L’Università di Roma Tor Vergata conferità questa mattina la laurea honoris causa in DAMS ad Ennio Morricone. Un riconoscimento accademico di grande prestigio per il settantaquattrenne maestro romano e per tutta la musica italiana, da qualche anno al centro di studi e di un dibattito più ampio da parte del mondo accademico. “Morricone – si legge nella motivazione – non è solo un grande autore di bellissime musiche che hanno caratterizzato tanti films di questi ultimi anni, ma è anche un compositore saldamente radicato nella musica colta contemporanea e nelle esperienze dell’avanguardia musicale non solo italiana”.

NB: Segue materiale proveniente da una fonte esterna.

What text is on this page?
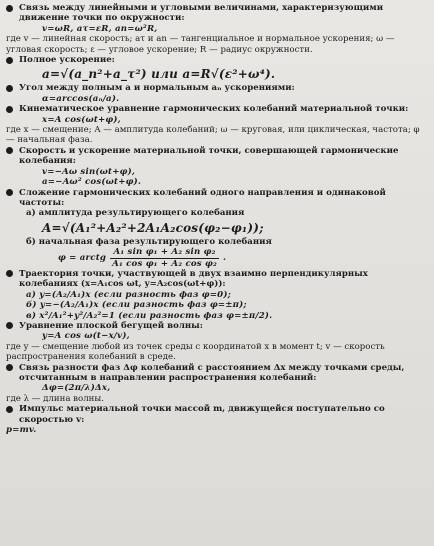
Связь между линейными и угловыми величинами, характеризующими движение точки по окружности:
v=ωR, aτ=εR, an=ω²R,
где v — линейная скорость; aτ и an — тангенциальное и нормальное ускорения; ω — угловая скорость; ε — угловое ускорение; R — радиус окружности.
Полное ускорение:
a=√(a_n²+a_τ²) или a=R√(ε²+ω⁴).
Угол между полным a и нормальным aₙ ускорениями:
α=arccos(aₙ/a).
Кинематическое уравнение гармонических колебаний материальной точки:
x=A cos(ωt+φ),
где x — смещение; A — амплитуда колебаний; ω — круговая, или циклическая, частота; φ — начальная фаза.
Скорость и ускорение материальной точки, совершающей гармонические колебания:
v=−Aω sin(ωt+φ),
a=−Aω² cos(ωt+φ).
Сложение гармонических колебаний одного направления и одинаковой частоты:
а) амплитуда результирующего колебания
A=√(A₁²+A₂²+2A₁A₂cos(φ₂−φ₁));
б) начальная фаза результирующего колебания
φ = arctg $\frac{\text{A₁ sin φ₁ + A₂ sin φ₂}}{\text{A₁ cos φ₁ + A₂ cos φ₂}}$ .
Траектория точки, участвующей в двух взаимно перпендикулярных колебаниях (x=A₁cos ωt, y=A₂cos(ωt+φ)):
а) y=(A₂/A₁)x (если разность фаз φ=0);
б) y=−(A₂/A₁)x (если разность фаз φ=±π);
в) x²/A₁²+y²/A₂²=1 (если разность фаз φ=±π/2).
Уравнение плоской бегущей волны:
y=A cos ω(t−x/v),
где y — смещение любой из точек среды с координатой x в момент t; v — скорость распространения колебаний в среде.
Связь разности фаз Δφ колебаний с расстоянием Δx между точками среды, отсчитанным в направлении распространения колебаний:
Δφ=(2π/λ)Δx,
где λ — длина волны.
Импульс материальной точки массой m, движущейся поступательно со скоростью v:
p=mv.
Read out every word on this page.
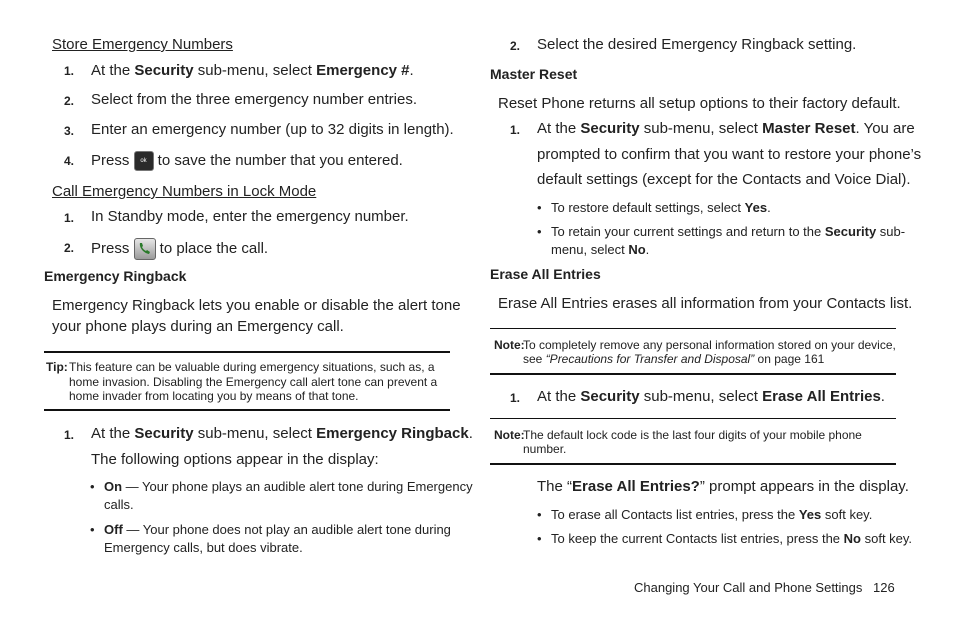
Store Emergency Numbers
1. At the Security sub-menu, select Emergency #.
2. Select from the three emergency number entries.
3. Enter an emergency number (up to 32 digits in length).
4. Press ok to save the number that you entered.
Call Emergency Numbers in Lock Mode
1. In Standby mode, enter the emergency number.
2. Press
to place the call.
Emergency Ringback
Emergency Ringback lets you enable or disable the alert tone
your phone plays during an Emergency call.
Tip: This feature can be valuable during emergency situations, such as, a
home invasion. Disabling the Emergency call alert tone can prevent a
home invader from locating you by means of that tone.
1. At the Security sub-menu, select Emergency Ringback.
The following options appear in the display:
• On — Your phone plays an audible alert tone during Emergency
calls.
• Off — Your phone does not play an audible alert tone during
Emergency calls, but does vibrate.
2. Select the desired Emergency Ringback setting.
Master Reset
Reset Phone returns all setup options to their factory default.
1. At the Security sub-menu, select Master Reset. You are
prompted to confirm that you want to restore your phone’s
default settings (except for the Contacts and Voice Dial).
• To restore default settings, select Yes.
• To retain your current settings and return to the Security sub-
menu, select No.
Erase All Entries
Erase All Entries erases all information from your Contacts list.
Note:
To completely remove any personal information stored on your device,
see “Precautions for Transfer and Disposal” on page 161
1. At the Security sub-menu, select Erase All Entries.
Note:
The default lock code is the last four digits of your mobile phone
number.
The “Erase All Entries?” prompt appears in the display.
• To erase all Contacts list entries, press the Yes soft key.
• To keep the current Contacts list entries, press the No soft key.
Changing Your Call and Phone Settings 126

Maestro, non è la prima laurea honoris causa che riceve?
Ne ho ricevuta una in Lingua e letteratura straniere dall’Università di Cagliari , e l’Università di Madrid mi ha insignito del titolo di Claustro universitario delle arti.
Che significato ha per lei la cerimonia di questa mattina?

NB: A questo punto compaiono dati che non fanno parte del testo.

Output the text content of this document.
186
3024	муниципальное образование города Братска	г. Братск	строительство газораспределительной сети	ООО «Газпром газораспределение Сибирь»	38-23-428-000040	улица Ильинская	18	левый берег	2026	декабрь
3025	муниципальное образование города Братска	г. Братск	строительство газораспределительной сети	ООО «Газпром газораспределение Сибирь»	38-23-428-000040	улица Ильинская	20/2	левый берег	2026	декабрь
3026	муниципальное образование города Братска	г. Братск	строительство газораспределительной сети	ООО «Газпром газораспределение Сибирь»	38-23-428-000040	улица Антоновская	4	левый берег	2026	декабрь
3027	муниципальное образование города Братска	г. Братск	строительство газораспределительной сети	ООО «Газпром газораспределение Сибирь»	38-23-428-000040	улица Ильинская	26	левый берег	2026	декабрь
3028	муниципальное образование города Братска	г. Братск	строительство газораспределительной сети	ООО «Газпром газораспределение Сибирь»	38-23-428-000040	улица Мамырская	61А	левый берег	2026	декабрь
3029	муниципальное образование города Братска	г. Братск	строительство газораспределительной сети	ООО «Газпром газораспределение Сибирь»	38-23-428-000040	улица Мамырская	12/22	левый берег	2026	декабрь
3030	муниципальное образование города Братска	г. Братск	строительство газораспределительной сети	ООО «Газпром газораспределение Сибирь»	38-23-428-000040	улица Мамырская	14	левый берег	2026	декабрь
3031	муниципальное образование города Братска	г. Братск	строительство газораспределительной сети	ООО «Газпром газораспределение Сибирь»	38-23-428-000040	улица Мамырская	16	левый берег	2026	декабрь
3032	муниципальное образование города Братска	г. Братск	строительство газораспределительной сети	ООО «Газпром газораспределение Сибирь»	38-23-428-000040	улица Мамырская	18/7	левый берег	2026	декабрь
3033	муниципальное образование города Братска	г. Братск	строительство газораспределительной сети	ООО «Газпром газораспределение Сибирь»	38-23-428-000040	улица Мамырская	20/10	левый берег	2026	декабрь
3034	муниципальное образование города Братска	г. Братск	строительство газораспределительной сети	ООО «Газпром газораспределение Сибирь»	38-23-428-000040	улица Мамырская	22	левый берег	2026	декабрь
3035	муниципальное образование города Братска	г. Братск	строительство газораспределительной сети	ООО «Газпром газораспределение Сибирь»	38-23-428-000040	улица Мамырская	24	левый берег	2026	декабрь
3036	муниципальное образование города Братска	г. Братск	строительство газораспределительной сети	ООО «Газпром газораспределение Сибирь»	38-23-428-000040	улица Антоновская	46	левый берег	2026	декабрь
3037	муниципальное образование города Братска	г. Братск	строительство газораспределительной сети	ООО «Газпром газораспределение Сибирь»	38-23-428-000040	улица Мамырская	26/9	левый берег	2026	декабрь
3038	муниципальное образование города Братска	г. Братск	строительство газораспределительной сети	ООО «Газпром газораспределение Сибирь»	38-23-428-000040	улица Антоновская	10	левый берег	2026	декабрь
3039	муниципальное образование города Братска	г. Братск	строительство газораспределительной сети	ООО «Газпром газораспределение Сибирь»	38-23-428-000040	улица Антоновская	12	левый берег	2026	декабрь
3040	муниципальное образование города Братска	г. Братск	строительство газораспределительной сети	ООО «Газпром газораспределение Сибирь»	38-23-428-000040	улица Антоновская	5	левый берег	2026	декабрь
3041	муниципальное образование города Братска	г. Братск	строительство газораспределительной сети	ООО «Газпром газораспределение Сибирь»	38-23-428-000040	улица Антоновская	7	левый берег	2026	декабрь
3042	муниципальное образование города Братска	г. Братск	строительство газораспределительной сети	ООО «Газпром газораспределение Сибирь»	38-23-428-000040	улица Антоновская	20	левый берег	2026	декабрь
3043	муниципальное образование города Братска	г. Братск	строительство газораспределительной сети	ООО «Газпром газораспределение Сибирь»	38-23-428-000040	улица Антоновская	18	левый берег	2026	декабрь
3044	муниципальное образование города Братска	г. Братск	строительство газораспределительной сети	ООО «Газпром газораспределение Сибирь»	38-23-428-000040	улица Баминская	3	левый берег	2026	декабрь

Si tratta, senz’altro della laurea più adatta e più giusta che potessero conferirmi. E poi, riceverla qui a Roma, nella mia città, mi rende orgoglioso.
Lei ha composto 400 colonne sonore in 41 anni di carriera: a cosa vorrebbe dedicarsi di più oggi?
Il cinema è sempre la mia principale attività, i prossimi film saranno “Senso 45” di Tinto Brass e “Il Papa Buono” di Ricky Tognazzi, ma vorrei più tempo per comporre solo per me. Sto preparando un pezzo per il Festival di Ravenna, dal titolo “Voci dal silenzio”, che, in quell’occasione sarà diretto da Riccardo Muti con l’Orchestra della Scala.
Come direttore d’orchestra nel suo curriculum figurano anche due Sanremo, nel 1964 e nel 1966. Guarderà quest’anno il festival?
No, non lo guarderò perché vado a dormire presto. Feci Sanremo perché a quell’epoca lavoravo per la RCA e mi occupavo della cura dei pezzi di alcuni artisti. Tra questi mi ricordo Paul Anka che nel 1964 andò al festival e la RCA mi chiese di accompagnarlo.
Lei ha sempre privilegiato la sua ‘romanità’ anche nelle scelte lavorative, come ha fatto a non cedere mai alla tentazione di andare in America?
Non mi sposterò mai da Roma. Pensi che una volta mi avrebbero persino regalato una villa, se avessi accettato di andare a lavorare negli Stati Uniti. Sono riusciti a portarmi lì per la nomitation ottenuta con “Malena”, il film di Tornatore. Ma sentivo che anche quella, la quinta nella mia carriera, non sarebbe stata la volta buona.